It’s Game 7 of the 2015 NBA Finals, and the Cavaliers’ LeBron James has beaten the Spurs’ Kawhi Leonard down the floor with time running out.
James gathers in a long pass from Kyrie Irving and dunks the ball. The Cavaliers take a one-point lead with one second left on the clock, and the fans at Quicken Loans Arena are delirious.
Wait, what was that?
Yep, a whistle. The crowd groans as James is called offside and the Spurs get not only the ball but the victory and their second consecutive NBA championship.
That’s how different the NBA would be with a version of offside.
So many times during the World Cup, an official could be seen holding the offside flag, negating a dramatic breakaway by an aggressive offensive team.

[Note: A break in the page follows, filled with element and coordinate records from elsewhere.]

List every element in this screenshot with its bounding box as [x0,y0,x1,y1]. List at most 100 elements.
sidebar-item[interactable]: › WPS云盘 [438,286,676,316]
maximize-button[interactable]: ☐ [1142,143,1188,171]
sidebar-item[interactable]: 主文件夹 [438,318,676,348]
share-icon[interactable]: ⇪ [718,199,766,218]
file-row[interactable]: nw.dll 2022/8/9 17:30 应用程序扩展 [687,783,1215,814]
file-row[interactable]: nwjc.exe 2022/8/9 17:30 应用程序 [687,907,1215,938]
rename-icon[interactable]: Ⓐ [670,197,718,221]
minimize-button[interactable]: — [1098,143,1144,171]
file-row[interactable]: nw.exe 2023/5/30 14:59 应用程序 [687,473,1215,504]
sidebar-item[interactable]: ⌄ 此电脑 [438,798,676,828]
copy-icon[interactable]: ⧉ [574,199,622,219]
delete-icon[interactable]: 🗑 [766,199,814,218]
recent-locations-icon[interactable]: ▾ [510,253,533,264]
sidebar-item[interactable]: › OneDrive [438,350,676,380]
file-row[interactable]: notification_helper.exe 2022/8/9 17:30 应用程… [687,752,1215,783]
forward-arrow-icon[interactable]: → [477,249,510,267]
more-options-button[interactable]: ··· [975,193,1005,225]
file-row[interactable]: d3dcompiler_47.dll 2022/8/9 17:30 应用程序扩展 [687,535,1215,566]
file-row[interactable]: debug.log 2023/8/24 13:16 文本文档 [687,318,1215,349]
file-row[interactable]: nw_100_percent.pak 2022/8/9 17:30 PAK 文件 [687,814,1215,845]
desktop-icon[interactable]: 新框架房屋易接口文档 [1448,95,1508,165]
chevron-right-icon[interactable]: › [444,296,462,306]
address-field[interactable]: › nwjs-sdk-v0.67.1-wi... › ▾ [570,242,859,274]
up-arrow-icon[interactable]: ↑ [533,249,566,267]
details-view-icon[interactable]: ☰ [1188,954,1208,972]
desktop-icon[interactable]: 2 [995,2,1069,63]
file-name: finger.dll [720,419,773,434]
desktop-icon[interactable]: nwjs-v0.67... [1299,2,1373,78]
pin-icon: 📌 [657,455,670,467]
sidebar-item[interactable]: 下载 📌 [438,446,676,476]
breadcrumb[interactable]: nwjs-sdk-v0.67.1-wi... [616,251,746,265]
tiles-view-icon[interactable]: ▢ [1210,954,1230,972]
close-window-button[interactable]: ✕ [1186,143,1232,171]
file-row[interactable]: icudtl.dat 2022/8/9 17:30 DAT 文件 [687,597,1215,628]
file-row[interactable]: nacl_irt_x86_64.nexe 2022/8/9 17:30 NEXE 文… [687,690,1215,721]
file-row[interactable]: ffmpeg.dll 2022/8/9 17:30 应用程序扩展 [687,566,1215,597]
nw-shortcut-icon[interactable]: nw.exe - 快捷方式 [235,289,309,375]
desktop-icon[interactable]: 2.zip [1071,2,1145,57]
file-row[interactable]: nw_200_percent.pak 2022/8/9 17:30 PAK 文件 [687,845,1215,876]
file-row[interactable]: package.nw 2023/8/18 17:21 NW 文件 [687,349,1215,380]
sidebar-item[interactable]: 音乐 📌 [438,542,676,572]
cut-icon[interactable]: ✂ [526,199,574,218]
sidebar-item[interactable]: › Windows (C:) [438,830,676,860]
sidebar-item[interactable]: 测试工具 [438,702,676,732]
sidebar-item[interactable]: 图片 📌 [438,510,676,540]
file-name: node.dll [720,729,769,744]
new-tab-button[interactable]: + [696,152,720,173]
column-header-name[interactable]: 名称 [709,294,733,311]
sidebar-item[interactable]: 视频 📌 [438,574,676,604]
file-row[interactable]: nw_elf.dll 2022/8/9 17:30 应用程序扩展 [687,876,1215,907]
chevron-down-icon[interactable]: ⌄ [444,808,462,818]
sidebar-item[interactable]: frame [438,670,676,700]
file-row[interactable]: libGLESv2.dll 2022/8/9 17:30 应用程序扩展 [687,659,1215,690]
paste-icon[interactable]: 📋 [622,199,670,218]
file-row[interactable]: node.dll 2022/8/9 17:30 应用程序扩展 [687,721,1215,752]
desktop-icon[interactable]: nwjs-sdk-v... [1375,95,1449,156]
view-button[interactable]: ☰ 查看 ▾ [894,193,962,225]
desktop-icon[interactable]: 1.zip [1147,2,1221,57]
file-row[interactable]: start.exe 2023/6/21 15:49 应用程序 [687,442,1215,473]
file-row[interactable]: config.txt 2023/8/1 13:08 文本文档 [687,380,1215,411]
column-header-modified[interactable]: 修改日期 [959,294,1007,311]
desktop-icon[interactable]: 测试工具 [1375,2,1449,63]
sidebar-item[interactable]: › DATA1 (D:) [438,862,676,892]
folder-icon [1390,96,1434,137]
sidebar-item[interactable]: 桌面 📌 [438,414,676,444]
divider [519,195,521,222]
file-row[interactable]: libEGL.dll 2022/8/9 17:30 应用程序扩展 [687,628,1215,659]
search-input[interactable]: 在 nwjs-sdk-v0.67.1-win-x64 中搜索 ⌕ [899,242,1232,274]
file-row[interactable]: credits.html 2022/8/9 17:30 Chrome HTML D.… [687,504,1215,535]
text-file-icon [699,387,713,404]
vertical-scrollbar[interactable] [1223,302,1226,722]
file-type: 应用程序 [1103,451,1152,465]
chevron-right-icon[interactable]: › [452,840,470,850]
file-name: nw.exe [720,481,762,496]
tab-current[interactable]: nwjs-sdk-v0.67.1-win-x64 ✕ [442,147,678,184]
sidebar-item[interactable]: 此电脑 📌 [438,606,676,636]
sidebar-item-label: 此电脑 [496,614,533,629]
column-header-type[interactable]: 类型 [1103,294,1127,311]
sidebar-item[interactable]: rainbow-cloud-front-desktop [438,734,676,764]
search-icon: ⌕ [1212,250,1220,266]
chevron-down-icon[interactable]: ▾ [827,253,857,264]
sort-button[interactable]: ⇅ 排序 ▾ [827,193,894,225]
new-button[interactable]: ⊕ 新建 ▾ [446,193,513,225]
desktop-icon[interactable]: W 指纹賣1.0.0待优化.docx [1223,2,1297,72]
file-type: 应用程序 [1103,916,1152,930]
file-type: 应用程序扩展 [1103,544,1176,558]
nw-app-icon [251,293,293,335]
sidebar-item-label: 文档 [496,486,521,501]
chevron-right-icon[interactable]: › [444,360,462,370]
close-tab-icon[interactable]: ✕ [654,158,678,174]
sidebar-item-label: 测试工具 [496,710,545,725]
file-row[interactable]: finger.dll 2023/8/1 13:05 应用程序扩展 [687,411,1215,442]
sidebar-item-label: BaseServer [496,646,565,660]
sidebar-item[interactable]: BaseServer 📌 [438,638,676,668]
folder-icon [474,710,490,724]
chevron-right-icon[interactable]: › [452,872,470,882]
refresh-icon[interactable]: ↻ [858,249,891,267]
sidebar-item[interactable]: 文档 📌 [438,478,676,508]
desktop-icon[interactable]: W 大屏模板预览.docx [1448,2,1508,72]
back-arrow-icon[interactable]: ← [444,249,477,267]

We know offside is a tradition of the “beautiful game,” and soccer purists are aghast at the idea of abolishing it.
The rule keeps players from parking themselves around the opponent’s goal, playing just the offensive end of the pitch, and allows defenders to move up and apply pressure on the opponent.
But the rule also allows defenses to employ offside traps, where the defensive line moves up quickly, causing an opponent to be offside and possibly winning a free kick. And a quick-thinking defender who figures he will be beaten by a quicker opponent might slow enough to allow the opponent to run past him, knowing offside will be called to negate a possible goal.
Perhaps it’s time for another modification of the offside rule so aggressive offensive attacks aren’t penalized.